It is only a one line fix
We had a problem report outstanding for a long time, simple little problem. When a user gets a message in their inbox, a yellow marker shows up on their screen to indicate they have a message waiting. Some messages are important messages that the user has to action and then they get a red marker on their screen. Some users get the important messages as a FYI, but were still getting the red marker when they can't action the message and in this circumstance they should receive neither a red or yellow marker. Low severity and low priority bug.
Fix comes in from Development. The fix is to remove the marker for these users, which is a simple one line fix.
We test it. It is a low severity/low priority bug amongst all the other bug fixes we have to retest, to do a lot of testing in this area requires a lot of data set-up, so we just do a quick check. All is well.
The release goes to Live.
Everyone reading this knows what is going to happen next, otherwise there would be no point to this post! Yes, something was broken. True the users who were supposed not get their marker didn't get their marker, however, no other users were getting any marker either and this marker is relied on for important messages, as the users need to take action - no action means the user is prevented from using the system. Not getting the marker meant some users were not actioning and getting locked out of the system.
OK, so all test groups make this type of error sooner or later and we learn from them (sort of, sometimes we don't). But the whole episode made me think about Michael Bolton's distinction between “checking” and “testing”. What we tend to do on low severity bug retests are “checks”. Heck, we have already tested this area once, lets just check the fix. We might do some regression testing, maybe through running an automated suite, but we rarely test a bug fix that is low severity.. Maybe other test groups do more testing on this type of bug fix, but mostly my group doesn't.
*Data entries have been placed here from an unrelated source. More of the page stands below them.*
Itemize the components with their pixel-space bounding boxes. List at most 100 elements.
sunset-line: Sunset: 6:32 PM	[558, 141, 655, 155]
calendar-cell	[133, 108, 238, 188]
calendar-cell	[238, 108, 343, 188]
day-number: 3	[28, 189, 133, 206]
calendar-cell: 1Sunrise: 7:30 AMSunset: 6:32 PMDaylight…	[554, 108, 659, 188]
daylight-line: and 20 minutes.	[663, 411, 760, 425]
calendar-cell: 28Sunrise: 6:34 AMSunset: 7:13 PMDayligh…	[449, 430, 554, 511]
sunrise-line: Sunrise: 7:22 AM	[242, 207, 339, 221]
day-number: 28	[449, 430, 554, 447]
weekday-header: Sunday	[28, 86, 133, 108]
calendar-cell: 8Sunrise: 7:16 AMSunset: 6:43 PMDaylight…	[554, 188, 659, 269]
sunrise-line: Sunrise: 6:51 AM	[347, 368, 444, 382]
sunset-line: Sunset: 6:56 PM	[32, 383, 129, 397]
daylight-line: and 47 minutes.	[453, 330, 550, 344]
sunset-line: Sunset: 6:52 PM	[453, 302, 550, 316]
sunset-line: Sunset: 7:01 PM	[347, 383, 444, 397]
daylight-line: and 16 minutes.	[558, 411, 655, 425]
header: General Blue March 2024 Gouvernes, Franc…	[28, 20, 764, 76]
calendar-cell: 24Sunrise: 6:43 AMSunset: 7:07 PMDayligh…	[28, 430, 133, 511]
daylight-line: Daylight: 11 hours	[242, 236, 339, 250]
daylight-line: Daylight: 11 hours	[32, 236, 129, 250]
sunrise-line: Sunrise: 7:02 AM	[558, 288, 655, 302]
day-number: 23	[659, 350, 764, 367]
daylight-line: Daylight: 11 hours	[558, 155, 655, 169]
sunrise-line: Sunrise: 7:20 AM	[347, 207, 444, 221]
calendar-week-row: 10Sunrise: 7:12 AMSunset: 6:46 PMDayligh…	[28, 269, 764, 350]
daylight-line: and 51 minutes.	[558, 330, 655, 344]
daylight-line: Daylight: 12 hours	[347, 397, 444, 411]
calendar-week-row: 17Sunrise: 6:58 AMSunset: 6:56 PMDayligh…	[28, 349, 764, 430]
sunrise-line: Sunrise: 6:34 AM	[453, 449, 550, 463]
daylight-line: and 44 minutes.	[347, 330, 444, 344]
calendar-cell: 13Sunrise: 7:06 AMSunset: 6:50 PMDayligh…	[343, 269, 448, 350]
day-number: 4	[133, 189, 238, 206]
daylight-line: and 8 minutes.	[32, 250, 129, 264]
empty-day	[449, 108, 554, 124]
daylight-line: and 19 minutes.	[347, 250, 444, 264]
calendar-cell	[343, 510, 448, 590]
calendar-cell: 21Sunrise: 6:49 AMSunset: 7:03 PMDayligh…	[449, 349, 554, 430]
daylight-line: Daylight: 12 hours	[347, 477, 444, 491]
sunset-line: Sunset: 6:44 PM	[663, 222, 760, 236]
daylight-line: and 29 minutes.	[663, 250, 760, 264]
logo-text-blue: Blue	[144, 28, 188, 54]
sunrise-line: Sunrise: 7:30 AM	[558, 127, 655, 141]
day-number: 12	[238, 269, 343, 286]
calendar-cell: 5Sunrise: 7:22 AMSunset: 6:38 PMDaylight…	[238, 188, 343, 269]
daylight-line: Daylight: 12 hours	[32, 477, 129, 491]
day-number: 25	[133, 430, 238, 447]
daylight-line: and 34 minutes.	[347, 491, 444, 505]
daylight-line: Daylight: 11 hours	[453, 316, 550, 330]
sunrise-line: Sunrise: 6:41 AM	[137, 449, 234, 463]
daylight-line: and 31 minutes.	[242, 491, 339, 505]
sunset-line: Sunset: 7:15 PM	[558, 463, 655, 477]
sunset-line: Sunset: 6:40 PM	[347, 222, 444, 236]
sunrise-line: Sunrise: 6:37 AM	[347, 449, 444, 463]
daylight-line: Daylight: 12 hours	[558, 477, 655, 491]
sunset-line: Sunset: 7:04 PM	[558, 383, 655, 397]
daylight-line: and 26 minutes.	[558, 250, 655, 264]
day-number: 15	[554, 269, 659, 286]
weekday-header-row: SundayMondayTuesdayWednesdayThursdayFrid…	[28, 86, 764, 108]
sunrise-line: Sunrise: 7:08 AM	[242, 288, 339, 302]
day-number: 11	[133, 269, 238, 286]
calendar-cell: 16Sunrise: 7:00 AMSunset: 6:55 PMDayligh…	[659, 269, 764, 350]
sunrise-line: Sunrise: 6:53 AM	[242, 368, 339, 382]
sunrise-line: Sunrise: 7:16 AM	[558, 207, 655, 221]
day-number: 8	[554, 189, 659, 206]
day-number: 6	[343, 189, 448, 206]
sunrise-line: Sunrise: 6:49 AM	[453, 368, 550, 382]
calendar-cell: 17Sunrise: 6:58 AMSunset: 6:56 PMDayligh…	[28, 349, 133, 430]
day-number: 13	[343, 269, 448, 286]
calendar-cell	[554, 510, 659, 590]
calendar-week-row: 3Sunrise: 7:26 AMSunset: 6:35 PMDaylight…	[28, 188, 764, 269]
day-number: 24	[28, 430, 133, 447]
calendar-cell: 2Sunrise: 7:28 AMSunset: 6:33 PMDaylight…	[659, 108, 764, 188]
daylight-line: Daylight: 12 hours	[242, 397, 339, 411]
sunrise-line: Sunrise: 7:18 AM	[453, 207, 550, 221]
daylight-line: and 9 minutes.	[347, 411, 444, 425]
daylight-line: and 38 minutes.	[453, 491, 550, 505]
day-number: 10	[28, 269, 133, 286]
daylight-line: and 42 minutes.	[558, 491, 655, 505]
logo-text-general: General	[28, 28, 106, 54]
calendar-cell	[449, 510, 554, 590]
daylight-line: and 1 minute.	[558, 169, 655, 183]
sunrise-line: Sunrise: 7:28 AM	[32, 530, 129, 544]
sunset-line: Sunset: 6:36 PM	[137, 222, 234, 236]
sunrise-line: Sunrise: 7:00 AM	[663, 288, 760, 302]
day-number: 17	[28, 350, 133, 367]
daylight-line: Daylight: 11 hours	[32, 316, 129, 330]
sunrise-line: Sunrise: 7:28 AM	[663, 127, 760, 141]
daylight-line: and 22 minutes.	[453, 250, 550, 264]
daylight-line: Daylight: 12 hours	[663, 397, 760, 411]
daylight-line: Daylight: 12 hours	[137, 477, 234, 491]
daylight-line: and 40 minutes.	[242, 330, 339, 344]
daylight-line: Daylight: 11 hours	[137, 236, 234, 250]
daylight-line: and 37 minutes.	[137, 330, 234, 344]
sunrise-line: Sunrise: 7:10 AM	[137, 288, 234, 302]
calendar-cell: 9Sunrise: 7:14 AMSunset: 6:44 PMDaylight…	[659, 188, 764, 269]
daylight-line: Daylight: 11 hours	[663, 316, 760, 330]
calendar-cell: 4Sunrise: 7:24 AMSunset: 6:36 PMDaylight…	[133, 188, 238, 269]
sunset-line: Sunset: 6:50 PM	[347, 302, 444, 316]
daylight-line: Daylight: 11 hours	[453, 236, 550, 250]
So, I asked myself, SHOULD we have done more testing? In order to answer that, I looked back at all the low severity bugs we had found, over 3000 of them. I looked at how many of these fixes had either failed retest and/or caused a problem in Live. Few had failed retest, less than 1 percent. I could only find one other low severity problem that had caused a problem in Live and that was also low severity. I also estimated what would it have taken to test these fixes rather than check them? A lot was the answer. The rate of return for putting testing effort into these bug fixes would have been incredibly low.
So, my conclusion was that, yes it was bad that the bug got through, but I don't want to start testing low severity bugs, it will cost too much effort that would be better targeted at more important areas finding more important bugs. I will just have to take the risk that another low severity bug fix will cause a problem in Live.
Testing is all about assessing risks and acting accordingly.